I made this as a gift for my future mother-in-law, who did a stupendous amount of work in helping us pack for our move, and then generously offered to help us unpack, as well. She didn’t ask for anything in return, but it was such a huge help that I couldn’t not do anything for her. She’s also one of those people who’s almost always too cold, so I knew that a shawl or a wrap would be a good choice.

Cardinia

The pattern is Cardinia, which I first saw knitted up as a sample at my old LYS. I chose it both because it’s a nice, basic knit that doesn’t require a lot of thought, and because it’s constructed in an interesting way.

The shawl is knit from edged to edge, rather than point to point, which means there aren’t that many rows, but each one is LONG. It also uses a deceptively large quantity of yarn, which I didn’t totally realize until I was in the middle of knitting it. Early on in the grey section, I actually said, “Oh, this isn’t using much yarn, maybe I can use the leftovers to make another for myself.”

Ha.

The finished shawl is nearly three full skeins of sock yarn.
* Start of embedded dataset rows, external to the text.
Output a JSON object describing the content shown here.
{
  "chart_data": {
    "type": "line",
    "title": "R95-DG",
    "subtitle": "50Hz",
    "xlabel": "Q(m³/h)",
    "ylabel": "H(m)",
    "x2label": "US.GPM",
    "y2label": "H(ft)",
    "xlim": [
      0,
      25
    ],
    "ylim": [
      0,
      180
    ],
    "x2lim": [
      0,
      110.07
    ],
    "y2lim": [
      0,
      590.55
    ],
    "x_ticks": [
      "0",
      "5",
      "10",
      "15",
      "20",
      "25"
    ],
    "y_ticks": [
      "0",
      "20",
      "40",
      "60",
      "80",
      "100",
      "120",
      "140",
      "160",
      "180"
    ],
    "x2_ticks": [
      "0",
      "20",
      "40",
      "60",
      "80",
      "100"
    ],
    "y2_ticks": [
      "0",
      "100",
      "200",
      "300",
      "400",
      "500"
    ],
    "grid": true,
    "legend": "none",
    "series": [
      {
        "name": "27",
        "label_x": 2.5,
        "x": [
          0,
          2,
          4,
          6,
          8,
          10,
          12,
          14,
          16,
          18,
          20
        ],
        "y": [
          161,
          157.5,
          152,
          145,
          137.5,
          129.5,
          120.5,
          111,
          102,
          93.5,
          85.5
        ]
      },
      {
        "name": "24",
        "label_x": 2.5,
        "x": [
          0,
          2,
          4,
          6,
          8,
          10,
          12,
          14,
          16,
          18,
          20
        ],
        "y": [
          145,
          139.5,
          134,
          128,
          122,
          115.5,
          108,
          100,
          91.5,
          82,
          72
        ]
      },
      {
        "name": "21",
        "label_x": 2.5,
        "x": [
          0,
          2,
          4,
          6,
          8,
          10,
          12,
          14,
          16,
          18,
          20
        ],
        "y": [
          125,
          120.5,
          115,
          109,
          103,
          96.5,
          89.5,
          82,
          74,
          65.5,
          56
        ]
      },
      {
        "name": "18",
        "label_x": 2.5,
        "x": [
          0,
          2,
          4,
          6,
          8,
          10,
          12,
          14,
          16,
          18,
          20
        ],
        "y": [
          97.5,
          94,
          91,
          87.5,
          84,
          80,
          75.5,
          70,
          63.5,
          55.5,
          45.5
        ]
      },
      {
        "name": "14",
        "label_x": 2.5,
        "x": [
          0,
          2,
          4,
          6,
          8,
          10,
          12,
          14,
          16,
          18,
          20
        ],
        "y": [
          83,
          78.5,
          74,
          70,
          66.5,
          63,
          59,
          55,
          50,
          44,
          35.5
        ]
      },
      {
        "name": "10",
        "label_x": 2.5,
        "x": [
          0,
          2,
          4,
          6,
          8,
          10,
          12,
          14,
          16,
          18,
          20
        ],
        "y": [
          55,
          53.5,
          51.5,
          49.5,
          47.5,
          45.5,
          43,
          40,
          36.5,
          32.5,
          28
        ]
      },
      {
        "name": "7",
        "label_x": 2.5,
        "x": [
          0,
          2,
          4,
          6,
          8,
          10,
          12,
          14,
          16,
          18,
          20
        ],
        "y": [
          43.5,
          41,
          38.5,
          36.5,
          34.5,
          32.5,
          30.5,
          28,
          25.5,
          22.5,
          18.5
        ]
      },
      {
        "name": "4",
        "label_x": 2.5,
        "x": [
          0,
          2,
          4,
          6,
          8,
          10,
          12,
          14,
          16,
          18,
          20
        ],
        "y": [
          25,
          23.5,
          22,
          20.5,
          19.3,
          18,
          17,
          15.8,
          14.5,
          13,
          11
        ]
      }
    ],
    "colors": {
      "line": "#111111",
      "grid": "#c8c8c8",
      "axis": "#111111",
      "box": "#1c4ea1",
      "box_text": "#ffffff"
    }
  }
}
Because you cast on 280+ stitches at the beginning, it looks like you’ve started knitting the full width of the shawl, but the increases go up to a 300-400 st width by the widest part, and yarn starts to disappear pretty quickly.

It makes a big, cuddly, generously-sized wrap, though, which I think will make it a really wearable gift.

Cardinia

Cardinia

I was a little constrained in what was available to me (I’m still learning about the yarn shops here in Calgary!) so the only way to get the colours I wanted was to knit this in three different bases, with different fiber content, from three different dyers. I must admit, this gave me a bit of an eye twitch. You can sort of tell, but I think only as a knitter – the grey and brown sections have cashmere content, and the pink is a merino/silk blend, so the pink feels a bit rougher by comparison, but it’s not bad.

Cardinia

Cardinia

If I had to knit this again (and I might, I’m a sucker for yarnovers on stockinette), I think I’d leave one marker in the center for the stockinette portion, to help me keep track of the center again for the middle lace portion. Otherwise, I think this pattern is a total winner, and I’m really pleased with the finished product – I almost like it too much to give away!